I have an MVC application that is uploading a PDF file and rendering each page as single PNG image using Magick.NET. The conversion is fine in most cases, but in some I am getting a blank image where text should be and other lines of text displaying correctly in the same image. Does anyone know what could be causing this?

Below is the code I'm using.

public FileResult PNGPreview(Guid id, Int32 index)
{
    MagickReadSettings settings = new MagickReadSettings();
    // Settings the density to 300 dpi will create an image with a better quality
    settings.FrameIndex = index;
    settings.FrameCount = 1;
    settings.Density = new PointD(300, 300);
    settings.UseMonochrome = true;
    using (MagickImageCollection images = new MagickImageCollection())
    {
        // Add all the pages of the pdf file to the collection
        images.Read(CreateDocument(id), settings);

        using (MemoryStream stream = new MemoryStream())
        {

            images[0].Write(stream, MagickFormat.Png24);
            stream.Close();
            byte[] result = stream.ToArray();
            return File(result, "image/png");
        }
    }
}

private byte[] CreateDocument(Guid id)
{
    PdfReader reader = new PdfReader(Server.MapPath(String.Format("~/documenttemplates/{0}.pdf", id)));
    byte[] result = null;
    using (MemoryStream ms = new MemoryStream())
    {
        PdfStamper stamper = new PdfStamper(reader, ms, '\0', false);
        stamper.Close();
        reader.Close();
        result = ms.ToArray();
    }

    return result;
}
Sir l33tname
  • 4,026
  • 6
  • 38
  • 49
Steve
  • 2,988
  • 2
  • 30
  • 47
  • Is the problem random, or do some PDF files consistently convert to blank images? – Micke Sep 07 '15 at 11:01
  • Some PDF files consistently convert. I thought at first it may be a font issue but the PDFs have standard fonts like Helvetica, Arial etc. – Steve Sep 07 '15 at 11:07
  • I think it would be helpful if you could share one of the PDF files that consistently convert to blank images, if any. – Micke Sep 07 '15 at 11:16
  • Magick.NET uses Ghostscript to read the PDF files. This might be a bug in Ghostscript. Are you using the latest version? – dlemstra Sep 07 '15 at 12:02
  • I am using GhostScript 9.16 which is the current version. – Steve Sep 07 '15 at 12:30
  • Can you add a link to your PDF file? Feel free to contact me (I wrote Magick.NET) on CodePlex if you don't want to publicly share your pdf file. – dlemstra Sep 07 '15 at 13:30
  • @dlemstra I have sent you an email via CodePlex. Thanks. – Steve Sep 07 '15 at 13:39

1 Answers1

1

The PDF file that caused this issue was provided to me by e-mail and I was told that this file was created with Word and then edited with Foxit Pro.
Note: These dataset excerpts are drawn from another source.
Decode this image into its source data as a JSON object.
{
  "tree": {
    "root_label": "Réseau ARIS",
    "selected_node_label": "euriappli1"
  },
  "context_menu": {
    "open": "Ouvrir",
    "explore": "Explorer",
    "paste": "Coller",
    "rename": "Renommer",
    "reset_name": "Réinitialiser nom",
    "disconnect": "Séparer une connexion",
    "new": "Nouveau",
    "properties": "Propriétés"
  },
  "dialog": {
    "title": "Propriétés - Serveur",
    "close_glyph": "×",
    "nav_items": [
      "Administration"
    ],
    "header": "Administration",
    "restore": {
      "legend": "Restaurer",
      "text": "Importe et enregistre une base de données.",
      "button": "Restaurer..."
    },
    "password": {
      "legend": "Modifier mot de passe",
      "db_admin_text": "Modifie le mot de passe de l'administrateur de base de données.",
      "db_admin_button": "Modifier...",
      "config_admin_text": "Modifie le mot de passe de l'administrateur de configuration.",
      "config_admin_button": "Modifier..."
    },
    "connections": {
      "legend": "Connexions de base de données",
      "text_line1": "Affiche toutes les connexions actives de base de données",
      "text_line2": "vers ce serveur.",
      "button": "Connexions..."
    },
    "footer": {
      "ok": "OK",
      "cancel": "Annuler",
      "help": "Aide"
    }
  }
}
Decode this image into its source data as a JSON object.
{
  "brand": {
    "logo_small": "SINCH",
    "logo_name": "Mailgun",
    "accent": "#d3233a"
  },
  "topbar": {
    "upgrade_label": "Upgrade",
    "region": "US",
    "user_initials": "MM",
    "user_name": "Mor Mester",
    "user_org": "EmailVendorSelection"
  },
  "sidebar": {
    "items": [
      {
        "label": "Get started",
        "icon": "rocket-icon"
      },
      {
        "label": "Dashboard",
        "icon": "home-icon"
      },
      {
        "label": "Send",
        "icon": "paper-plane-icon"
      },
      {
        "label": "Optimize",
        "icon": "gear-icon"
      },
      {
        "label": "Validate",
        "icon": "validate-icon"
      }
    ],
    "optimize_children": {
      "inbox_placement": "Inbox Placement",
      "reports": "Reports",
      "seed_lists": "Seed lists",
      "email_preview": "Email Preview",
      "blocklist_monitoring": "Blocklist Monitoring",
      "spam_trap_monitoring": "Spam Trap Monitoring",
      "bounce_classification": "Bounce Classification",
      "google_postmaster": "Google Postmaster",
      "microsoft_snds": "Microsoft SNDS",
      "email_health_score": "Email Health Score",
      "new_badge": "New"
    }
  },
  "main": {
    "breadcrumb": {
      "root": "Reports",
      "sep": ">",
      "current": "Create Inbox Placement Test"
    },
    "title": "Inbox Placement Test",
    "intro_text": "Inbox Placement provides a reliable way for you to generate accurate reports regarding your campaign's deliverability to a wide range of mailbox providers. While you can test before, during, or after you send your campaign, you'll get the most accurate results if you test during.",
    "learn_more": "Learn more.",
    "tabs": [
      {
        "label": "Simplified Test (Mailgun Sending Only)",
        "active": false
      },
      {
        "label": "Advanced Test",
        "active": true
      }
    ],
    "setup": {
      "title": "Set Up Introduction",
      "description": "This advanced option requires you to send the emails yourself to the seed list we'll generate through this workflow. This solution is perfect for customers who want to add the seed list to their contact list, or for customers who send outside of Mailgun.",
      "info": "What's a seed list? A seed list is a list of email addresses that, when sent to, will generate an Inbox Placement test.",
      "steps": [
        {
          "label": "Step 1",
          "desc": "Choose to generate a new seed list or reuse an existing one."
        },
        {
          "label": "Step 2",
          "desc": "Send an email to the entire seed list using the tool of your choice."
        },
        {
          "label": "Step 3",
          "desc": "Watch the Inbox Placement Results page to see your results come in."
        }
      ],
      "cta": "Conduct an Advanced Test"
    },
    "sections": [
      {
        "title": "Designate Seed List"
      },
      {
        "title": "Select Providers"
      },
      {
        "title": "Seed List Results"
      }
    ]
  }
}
Magick.NET uses Ghostscript to convert the PDF file to an image. A command similar to the one below is executed.

"c:\Program Files (x86)\gs\gs9.16\bin\gswin32c.exe" -q -dQUIET -dSAFER -dBATCH -dNOPAUSE
-dNOPROMPT -dMaxBitmap=500000000 -dAlignToPixels=0 -dGridFitTT=2 -sDEVICE=pnggray"
-dTextAlphaBits=4 -dGraphicsAlphaBits=4 "-r72x72"  "-sOutputFile=Test.%d.png" "-fTest.pdf"

And that will tell us that the file that was created is corrupt.

**** Error reading a content stream. The page may be incomplete.
**** File did not complete the page properly and may be damaged.
**** Error reading a content stream. The page may be incomplete.
**** File did not complete the page properly and may be damaged.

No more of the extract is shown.